Estuvo satisfecho, no dejó nada en el plato. Y pasaron entonces unos días más. Disfrutaba de la bebida,
de aquel líquido divino que a sus patas postraban todos los días. Era una adicción. Bebía y bebía, se
perdía en el fondo de eso. Comenzó entonces a tener tendencias raras. Ya no prestaba atención a sus
súbditos. Se iba por las noches y regresaba por las mañanas a seguir bebiendo. Su cuerpo iba
disminuyendo, su tamaño cada vez era menor. Cazaba, pero no por necesidad, si no por instinto.

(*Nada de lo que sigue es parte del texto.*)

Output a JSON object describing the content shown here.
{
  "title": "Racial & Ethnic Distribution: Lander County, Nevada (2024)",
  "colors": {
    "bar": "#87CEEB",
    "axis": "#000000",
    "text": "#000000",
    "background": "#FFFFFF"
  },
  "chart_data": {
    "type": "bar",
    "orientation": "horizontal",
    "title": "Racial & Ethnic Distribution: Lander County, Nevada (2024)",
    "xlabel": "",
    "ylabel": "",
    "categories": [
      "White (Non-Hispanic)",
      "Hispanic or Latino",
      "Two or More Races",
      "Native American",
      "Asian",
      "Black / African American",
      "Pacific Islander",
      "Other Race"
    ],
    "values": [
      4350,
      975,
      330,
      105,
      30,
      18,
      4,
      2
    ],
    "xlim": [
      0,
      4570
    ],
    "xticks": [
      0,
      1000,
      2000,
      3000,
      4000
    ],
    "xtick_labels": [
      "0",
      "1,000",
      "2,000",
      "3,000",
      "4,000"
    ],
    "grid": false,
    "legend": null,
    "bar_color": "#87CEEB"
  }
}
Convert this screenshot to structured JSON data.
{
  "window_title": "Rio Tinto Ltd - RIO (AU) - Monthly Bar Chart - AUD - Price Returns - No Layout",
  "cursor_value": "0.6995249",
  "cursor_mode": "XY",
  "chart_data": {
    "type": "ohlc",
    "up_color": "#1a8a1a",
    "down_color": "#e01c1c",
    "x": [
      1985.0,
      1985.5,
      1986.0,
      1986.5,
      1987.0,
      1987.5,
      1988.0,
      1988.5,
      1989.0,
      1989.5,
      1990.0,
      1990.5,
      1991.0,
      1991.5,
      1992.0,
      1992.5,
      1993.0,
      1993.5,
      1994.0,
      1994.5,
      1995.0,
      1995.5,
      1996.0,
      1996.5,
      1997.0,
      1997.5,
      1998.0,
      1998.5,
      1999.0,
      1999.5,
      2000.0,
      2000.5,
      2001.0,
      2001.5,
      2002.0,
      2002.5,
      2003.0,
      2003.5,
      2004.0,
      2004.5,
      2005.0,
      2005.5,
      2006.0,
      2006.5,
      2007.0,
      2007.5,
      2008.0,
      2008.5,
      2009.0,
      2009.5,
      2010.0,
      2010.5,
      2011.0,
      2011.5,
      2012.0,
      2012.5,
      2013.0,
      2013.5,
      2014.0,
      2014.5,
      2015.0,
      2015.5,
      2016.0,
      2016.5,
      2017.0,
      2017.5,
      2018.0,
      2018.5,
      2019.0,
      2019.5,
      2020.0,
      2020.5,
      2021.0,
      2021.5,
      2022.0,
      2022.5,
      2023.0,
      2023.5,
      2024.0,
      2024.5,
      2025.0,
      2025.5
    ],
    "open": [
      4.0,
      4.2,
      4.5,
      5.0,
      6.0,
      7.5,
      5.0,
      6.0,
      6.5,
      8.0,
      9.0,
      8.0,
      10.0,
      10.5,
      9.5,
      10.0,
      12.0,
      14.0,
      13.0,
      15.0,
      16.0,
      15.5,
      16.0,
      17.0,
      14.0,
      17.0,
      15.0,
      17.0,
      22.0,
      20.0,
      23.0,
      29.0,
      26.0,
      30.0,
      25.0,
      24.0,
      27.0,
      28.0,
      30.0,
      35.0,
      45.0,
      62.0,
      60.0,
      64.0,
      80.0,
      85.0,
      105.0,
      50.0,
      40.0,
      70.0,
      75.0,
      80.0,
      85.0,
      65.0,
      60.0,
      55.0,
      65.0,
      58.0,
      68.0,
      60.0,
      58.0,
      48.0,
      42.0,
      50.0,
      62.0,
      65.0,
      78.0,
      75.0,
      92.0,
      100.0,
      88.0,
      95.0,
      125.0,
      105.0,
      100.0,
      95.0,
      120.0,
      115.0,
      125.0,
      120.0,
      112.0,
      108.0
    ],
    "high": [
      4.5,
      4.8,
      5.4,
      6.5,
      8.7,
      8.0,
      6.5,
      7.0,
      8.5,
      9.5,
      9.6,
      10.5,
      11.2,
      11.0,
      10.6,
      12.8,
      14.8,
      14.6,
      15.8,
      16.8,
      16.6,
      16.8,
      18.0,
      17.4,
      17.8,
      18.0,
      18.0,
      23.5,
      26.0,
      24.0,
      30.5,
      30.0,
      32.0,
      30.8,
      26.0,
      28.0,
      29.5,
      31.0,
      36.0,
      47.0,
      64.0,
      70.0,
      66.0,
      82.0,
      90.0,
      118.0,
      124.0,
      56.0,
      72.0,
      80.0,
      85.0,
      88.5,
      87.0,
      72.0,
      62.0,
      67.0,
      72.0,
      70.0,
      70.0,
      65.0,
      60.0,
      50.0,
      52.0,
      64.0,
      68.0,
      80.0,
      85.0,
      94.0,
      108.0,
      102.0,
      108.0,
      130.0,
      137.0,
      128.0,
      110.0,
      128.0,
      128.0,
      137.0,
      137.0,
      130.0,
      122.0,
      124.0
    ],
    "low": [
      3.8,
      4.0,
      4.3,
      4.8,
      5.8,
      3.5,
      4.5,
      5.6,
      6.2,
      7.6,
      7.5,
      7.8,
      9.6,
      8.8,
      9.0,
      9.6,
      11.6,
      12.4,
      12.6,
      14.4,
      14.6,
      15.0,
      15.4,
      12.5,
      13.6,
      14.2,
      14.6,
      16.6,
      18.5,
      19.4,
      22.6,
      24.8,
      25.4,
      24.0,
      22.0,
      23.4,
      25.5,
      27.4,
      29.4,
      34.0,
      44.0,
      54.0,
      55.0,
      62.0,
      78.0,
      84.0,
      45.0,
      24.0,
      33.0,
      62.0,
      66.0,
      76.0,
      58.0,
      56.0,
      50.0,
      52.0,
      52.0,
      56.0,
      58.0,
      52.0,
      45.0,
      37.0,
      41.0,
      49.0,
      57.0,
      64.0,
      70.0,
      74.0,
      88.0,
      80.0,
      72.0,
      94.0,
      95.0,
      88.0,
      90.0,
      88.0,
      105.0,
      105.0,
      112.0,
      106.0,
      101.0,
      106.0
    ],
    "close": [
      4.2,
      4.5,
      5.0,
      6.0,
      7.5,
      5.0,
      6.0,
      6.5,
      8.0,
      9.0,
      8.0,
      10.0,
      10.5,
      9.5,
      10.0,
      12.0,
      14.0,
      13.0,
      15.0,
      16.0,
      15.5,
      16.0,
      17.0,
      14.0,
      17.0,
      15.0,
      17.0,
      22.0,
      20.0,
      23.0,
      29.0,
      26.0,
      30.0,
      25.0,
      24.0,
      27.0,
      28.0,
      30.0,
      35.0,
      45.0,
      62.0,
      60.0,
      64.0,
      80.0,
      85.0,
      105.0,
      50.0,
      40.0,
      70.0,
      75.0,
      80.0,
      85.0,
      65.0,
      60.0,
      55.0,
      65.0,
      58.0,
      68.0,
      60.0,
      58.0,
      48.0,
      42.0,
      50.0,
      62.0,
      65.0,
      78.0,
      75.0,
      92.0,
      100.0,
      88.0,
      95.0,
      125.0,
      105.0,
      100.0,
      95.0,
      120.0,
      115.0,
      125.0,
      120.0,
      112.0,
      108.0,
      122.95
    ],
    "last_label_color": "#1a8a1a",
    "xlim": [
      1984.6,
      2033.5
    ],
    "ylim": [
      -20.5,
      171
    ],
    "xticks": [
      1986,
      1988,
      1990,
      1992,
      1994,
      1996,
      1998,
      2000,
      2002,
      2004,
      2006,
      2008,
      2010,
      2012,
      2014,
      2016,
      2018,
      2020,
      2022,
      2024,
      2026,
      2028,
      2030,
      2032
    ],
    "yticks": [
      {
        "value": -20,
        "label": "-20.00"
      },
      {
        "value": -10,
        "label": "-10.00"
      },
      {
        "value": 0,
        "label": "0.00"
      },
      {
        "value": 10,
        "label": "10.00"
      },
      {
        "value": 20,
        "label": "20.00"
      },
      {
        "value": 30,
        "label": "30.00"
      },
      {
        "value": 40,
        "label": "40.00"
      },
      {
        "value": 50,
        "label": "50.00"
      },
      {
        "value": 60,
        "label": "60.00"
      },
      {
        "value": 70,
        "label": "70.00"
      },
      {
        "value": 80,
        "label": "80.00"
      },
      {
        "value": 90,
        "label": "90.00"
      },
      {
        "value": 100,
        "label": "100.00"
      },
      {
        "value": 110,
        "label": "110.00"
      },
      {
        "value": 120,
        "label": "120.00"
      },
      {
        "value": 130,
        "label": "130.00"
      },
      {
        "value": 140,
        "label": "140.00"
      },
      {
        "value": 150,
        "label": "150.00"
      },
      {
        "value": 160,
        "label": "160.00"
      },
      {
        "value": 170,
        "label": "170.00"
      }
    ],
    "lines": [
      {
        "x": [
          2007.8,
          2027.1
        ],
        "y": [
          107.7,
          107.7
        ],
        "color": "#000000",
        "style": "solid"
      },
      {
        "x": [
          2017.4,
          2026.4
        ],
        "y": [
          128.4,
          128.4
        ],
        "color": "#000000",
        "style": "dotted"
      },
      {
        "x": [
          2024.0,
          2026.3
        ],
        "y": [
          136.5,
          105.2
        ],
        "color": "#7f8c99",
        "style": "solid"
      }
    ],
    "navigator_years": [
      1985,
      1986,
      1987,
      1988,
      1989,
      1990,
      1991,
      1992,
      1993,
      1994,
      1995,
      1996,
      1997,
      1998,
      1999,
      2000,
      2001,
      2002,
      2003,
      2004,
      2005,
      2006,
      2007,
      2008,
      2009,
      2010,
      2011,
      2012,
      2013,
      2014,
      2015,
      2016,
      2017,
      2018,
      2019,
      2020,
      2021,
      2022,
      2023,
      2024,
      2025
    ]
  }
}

Ronronea y da vueltas sobre la roca donde generalmente solía dormir. Hasta que desapareció. Al
parecer el líquido, el agua blanca de la ofrenda traía una materia orgánica impecable que interfirió
negativamente en el proceso metabólico de una raza alienígena en la tierra. Era demasiado poderoso,
tanto que le hizo perder el propósito y el juicio.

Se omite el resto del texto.